Pour réaliser ces entretiens, j’ai établi en amont un support appelé guide d’entretien (Cf annexe) qui se base sur la problématique portant sur la différenciation de la compréhension en lecture faite par les enseignants pour les élèves en difficulté et les hypothèses. Ce support a pour but de guider les thématiques abordées lors de l’entretien à l’aide de questions. Sa fonction est de structurer l’interview afin de ne pas s’éloigner de l’objectif. Lors de ces entretiens, des questions ouvertes successives et cohérentes afin de faire apparaître les concepts clés liés à ma problématique et mes hypothèses, sont faites. Ces questions n’ont pas d’ordre fixe, ne sont pas toutes forcément évoquées si celles-ci ont déjà fait l’objet d’une réponse spontanée et certaines peuvent s’ajouter pour suivre ce que dit l’interviewé. Des relances peuvent être faites sans pour autant imposer une réponse. On trouve alors dans le guide de l’entretien : une question d’accroche amenant le sujet principal, des questions annonçant les différents thèmes de la conversation appelées les consignes et les relances qui suivent le discours de l’interlocuteur, l’encourageant à continuer et à préciser ses idées. Il est important d’aborder lors de l’entretien tous les thèmes écrits sur le guide d’entretien afin de mener à bien ce dialogue structuré et de pouvoir l’analyser et le comparer aux autres. La difficulté se tient là dans l’entretien semi-directif où il faut savoir relancer une conversation quand cela est nécessaire pour orienter sur des thèmes en lien avec le sujet sans compromettre l’envie de s’exprimer de la personne interrogée ou encore de l’influencer totalement. Pour résumer, le chercheur laisse au maximum venir l’interviewé pour qu’il parle ouvertement des différents thèmes avec ses propres mots et dans l’ordre qu’il souhaite. Il faut simplement grâce au guide de l’entretien recentrer l’entretien quand celui-ci s’écarte du sujet voulu et poser des questions pour orienter l’interviewé sur les sujets dont il n’avait pas parlé. « Le guide d’entretien se distingue ainsi du protocole du questionnaire dans la mesure où il structure l’interrogation, mais ne dirige pas le discours » (Blanchet et Gotman, p.62)

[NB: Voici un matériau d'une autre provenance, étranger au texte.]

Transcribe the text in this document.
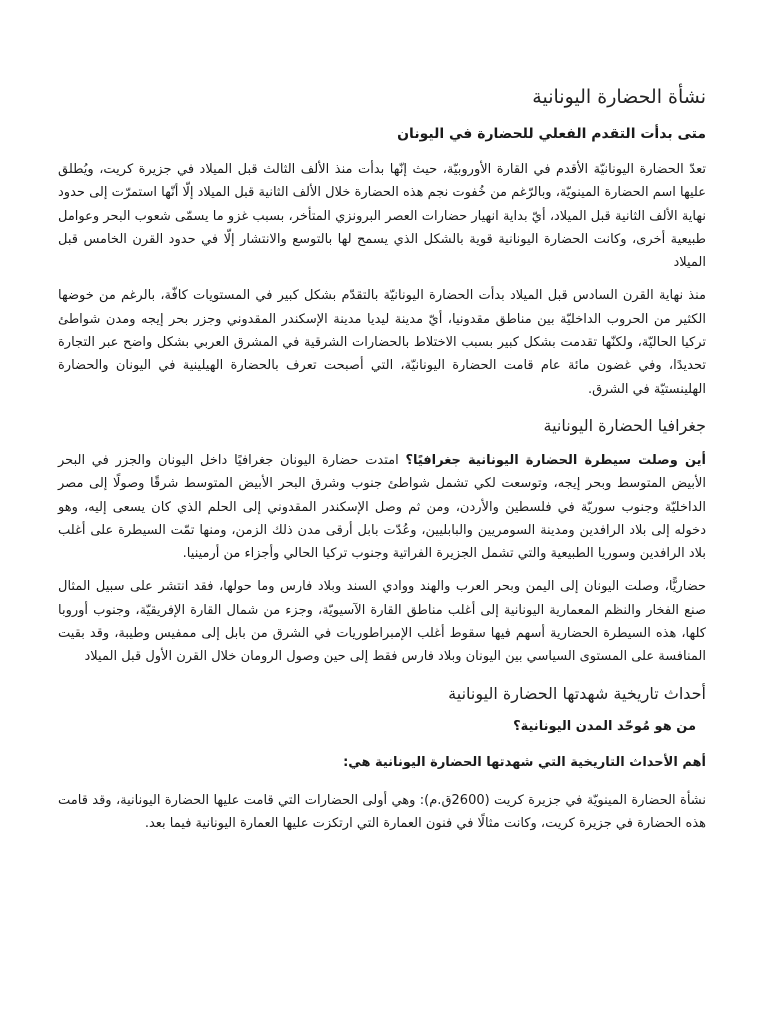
نشأة الحضارة اليونانية
متى بدأت التقدم الفعلي للحضارة في اليونان

تعدّ الحضارة اليونانيّة الأقدم في القارة الأوروبيّة، حيث إنّها بدأت منذ الألف الثالث قبل الميلاد في جزيرة كريت، ويُطلق عليها اسم الحضارة المينويّة، وبالرّغم من خُفوت نجم هذه الحضارة خلال الألف الثانية قبل الميلاد إلّا أنّها استمرّت إلى حدود نهاية الألف الثانية قبل الميلاد، أيّ بداية انهيار حضارات العصر البرونزي المتأخر، بسبب غزو ما يسمّى شعوب البحر وعوامل طبيعية أخرى، وكانت الحضارة اليونانية قوية بالشكل الذي يسمح لها بالتوسع والانتشار إلّا في حدود القرن الخامس قبل الميلاد

منذ نهاية القرن السادس قبل الميلاد بدأت الحضارة اليونانيّة بالتقدّم بشكل كبير في المستويات كافّة، بالرغم من خوضها الكثير من الحروب الداخليّة بين مناطق مقدونيا، أيّ مدينة ليديا مدينة الإسكندر المقدوني وجزر بحر إيجه ومدن شواطئ تركيا الحاليّة، ولكنّها تقدمت بشكل كبير بسبب الاختلاط بالحضارات الشرقية في المشرق العربي بشكل واضح عبر التجارة تحديدًا، وفي غضون مائة عام قامت الحضارة اليونانيّة، التي أصبحت تعرف بالحضارة الهيلينية في اليونان والحضارة الهلينستيّة في الشرق.

جغرافيا الحضارة اليونانية

أين وصلت سيطرة الحضارة اليونانية جغرافيًا؟ امتدت حضارة اليونان جغرافيًا داخل اليونان والجزر في البحر الأبيض المتوسط وبحر إيجه، وتوسعت لكي تشمل شواطئ جنوب وشرق البحر الأبيض المتوسط شرقًا وصولًا إلى مصر الداخليّة وجنوب سوريّة في فلسطين والأردن، ومن ثم وصل الإسكندر المقدوني إلى الحلم الذي كان يسعى إليه، وهو دخوله إلى بلاد الرافدين ومدينة السومريين والبابليين، وعُدّت بابل أرقى مدن ذلك الزمن، ومنها تمّت السيطرة على أغلب بلاد الرافدين وسوريا الطبيعية والتي تشمل الجزيرة الفراتية وجنوب تركيا الحالي وأجزاء من أرمينيا.

حضاريًّا، وصلت اليونان إلى اليمن وبحر العرب والهند ووادي السند وبلاد فارس وما حولها، فقد انتشر على سبيل المثال صنع الفخار والنظم المعمارية اليونانية إلى أغلب مناطق القارة الآسيويّة، وجزء من شمال القارة الإفريقيّة، وجنوب أوروبا كلها، هذه السيطرة الحضارية أسهم فيها سقوط أغلب الإمبراطوريات في الشرق من بابل إلى ممفيس وطيبة، وقد بقيت المنافسة على المستوى السياسي بين اليونان وبلاد فارس فقط إلى حين وصول الرومان خلال القرن الأول قبل الميلاد

أحداث تاريخية شهدتها الحضارة اليونانية
من هو مُوحّد المدن اليونانية؟
أهم الأحداث التاريخية التي شهدتها الحضارة اليونانية هي:

نشأة الحضارة المينويّة في جزيرة كريت (2600ق.م): وهي أولى الحضارات التي قامت عليها الحضارة اليونانية، وقد قامت هذه الحضارة في جزيرة كريت، وكانت مثالًا في فنون العمارة التي ارتكزت عليها العمارة اليونانية فيما بعد.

Les paramètres de la situation d’entretien sont l’environnement (programmation temporelle, la scène, la distribution des acteurs), le cadre contractuel de la communication (objectif de l’entretien, choix de l’interviewé, mode de prise de contact, enregistrement ou non, le thème de l’entretien mettant en jeu l’expertise ou non des interlocuteurs, types d’actes demandés), les modes d’interventions (stratégies d’écoute, stratégie d’intervention). Il existe alors 3 types d’interventions : la contradiction, la consigne et la relance. Les relances sont les interventions les plus efficaces pour soutenir la production discursive de l’interviewé même si elles ne sont pas neutres influençant tout de même le discours en traduisant une certaine intention de l’interviewer.

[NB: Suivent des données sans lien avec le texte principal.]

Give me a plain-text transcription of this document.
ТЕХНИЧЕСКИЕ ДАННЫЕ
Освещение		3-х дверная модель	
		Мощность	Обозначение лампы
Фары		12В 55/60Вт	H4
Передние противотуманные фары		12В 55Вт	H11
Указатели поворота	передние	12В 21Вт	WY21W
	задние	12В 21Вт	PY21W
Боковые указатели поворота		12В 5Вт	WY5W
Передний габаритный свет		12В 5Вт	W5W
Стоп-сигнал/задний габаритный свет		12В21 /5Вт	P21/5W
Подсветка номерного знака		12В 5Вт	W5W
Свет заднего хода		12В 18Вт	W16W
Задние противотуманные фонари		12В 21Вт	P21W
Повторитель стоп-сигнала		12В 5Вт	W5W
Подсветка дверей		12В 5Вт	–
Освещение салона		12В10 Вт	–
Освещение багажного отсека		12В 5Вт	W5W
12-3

Pour avoir ces différents rendez-vous avec des enseignants, j’ai utilisé un mode d’accès direct aux interviewés principalement (mode d’accès le plus neutre), mais aussi un mode d’accès indirect (fait par l’entremise de tiers institutionnels ou personnels), ce dernier est cependant moins neutre, car il y a la demande de l’enquêteur, mais aussi la demande d’une tierce personne (amicale, sociale…).

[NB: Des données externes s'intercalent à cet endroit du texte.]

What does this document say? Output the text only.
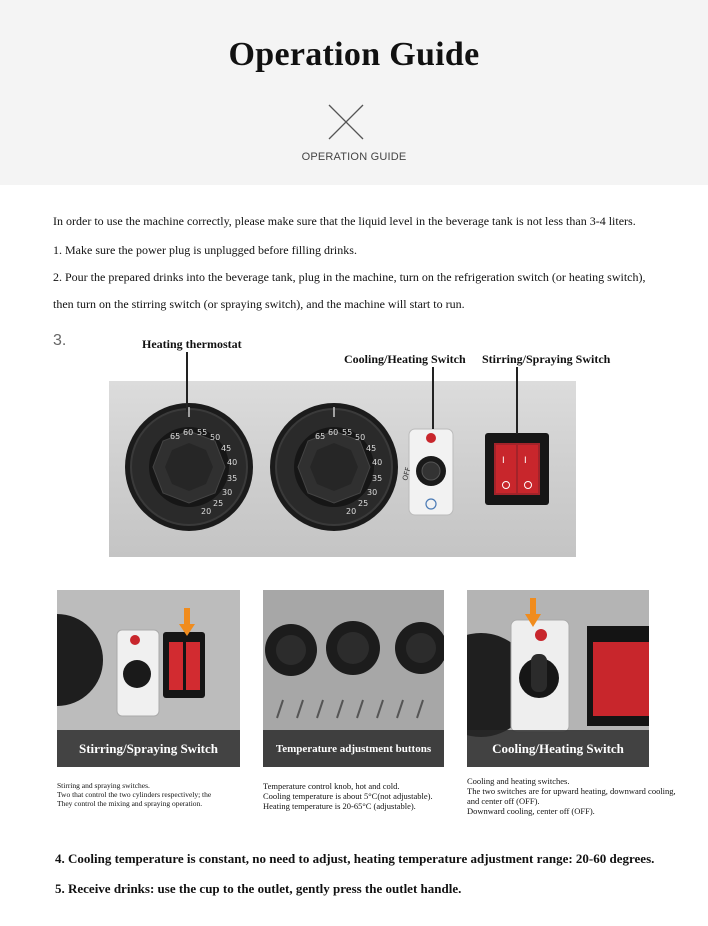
Operation Guide
OPERATION GUIDE
In order to use the machine correctly, please make sure that the liquid level in the beverage tank is not less than 3-4 liters.
1. Make sure the power plug is unplugged before filling drinks.
2. Pour the prepared drinks into the beverage tank, plug in the machine, turn on the refrigeration switch (or heating switch),
then turn on the stirring switch (or spraying switch), and the machine will start to run.
3.	Heating thermostat
Cooling/Heating Switch Stirring/Spraying Switch
65 60 55
50
45
40
35
30
25
20
65 60 55
50
45
40
35
30
25
20
OFF
I I
Stirring/Spraying Switch	Temperature adjustment buttons	Cooling/Heating Switch
Stirring and spraying switches.
Two that control the two cylinders respectively; the
They control the mixing and spraying operation.
Temperature control knob, hot and cold.
Cooling temperature is about 5°C(not adjustable).
Heating temperature is 20-65°C (adjustable).
Cooling and heating switches.
The two switches are for upward heating, downward cooling,
and center off (OFF).
Downward cooling, center off (OFF).
4. Cooling temperature is constant, no need to adjust, heating temperature adjustment range: 20-60 degrees.
5. Receive drinks: use the cup to the outlet, gently press the outlet handle.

Tous mes entretiens ont eu lieu dans la classe respective de l’enseignant, excepté un seul qui a eu lieu chez l’enseignante elle-même. Ces derniers se sont déroulés après la classe sauf celui chez l’enseignante qui s’est fait lors d’une après-midi libre.
Pour faciliter l’analyse des résultats, il me parait important d’enregistrer les entretiens avec l’accord des enseignants. Cela permet notamment d’être plus attentif et d’être dans une posture d’écoute totale. Il est tout de même possible de prendre quelques notes en plus permettant d’étayer l’analyse du discours de l’enquêté (attitudes…). Ces entretiens enregistrés font ensuite l’objet d’une retranscription pour mettre en avant les résultats. Pour analyser ces entretiens, j’ai alors repéré les points communs, ceux qui divergent, mais j’ai aussi tenté d’extraire ce qui peut être spécifique à certains enseignants. Enfin, de par cette analyse, s’engage une discussion, une tentative d’interprétation de ces entretiens.
La population
Dans leur livre « L’entretien » Anne Gotman et Alain Blanchet écrivent « Définir la population, c’est sélectionner les catégories de personnes que l’on veut interroger, et à quel titre ; déterminer les acteurs dont on estime qu’ils sont en position de produire des réponses aux questions que l’on se pose. » (2015, p 46.45). La population est donc déterminée par la problématique et les hypothèses. Il s’agit des professeurs des écoles enseignants à des élèves du CM1, première année du cycle de consolidation où les textes deviennent de plus en plus complexes et où l’approche du second degré commence à se faire sentir. Le choix de la population se veut diversifier dans l’objectif d’avoir une analyse plus vaste et donc plus significative. La diversité de la population est aussi définie en fonction de variables stratégiques liées au sujet pouvant alors jouer un rôle dans la structuration des réponses.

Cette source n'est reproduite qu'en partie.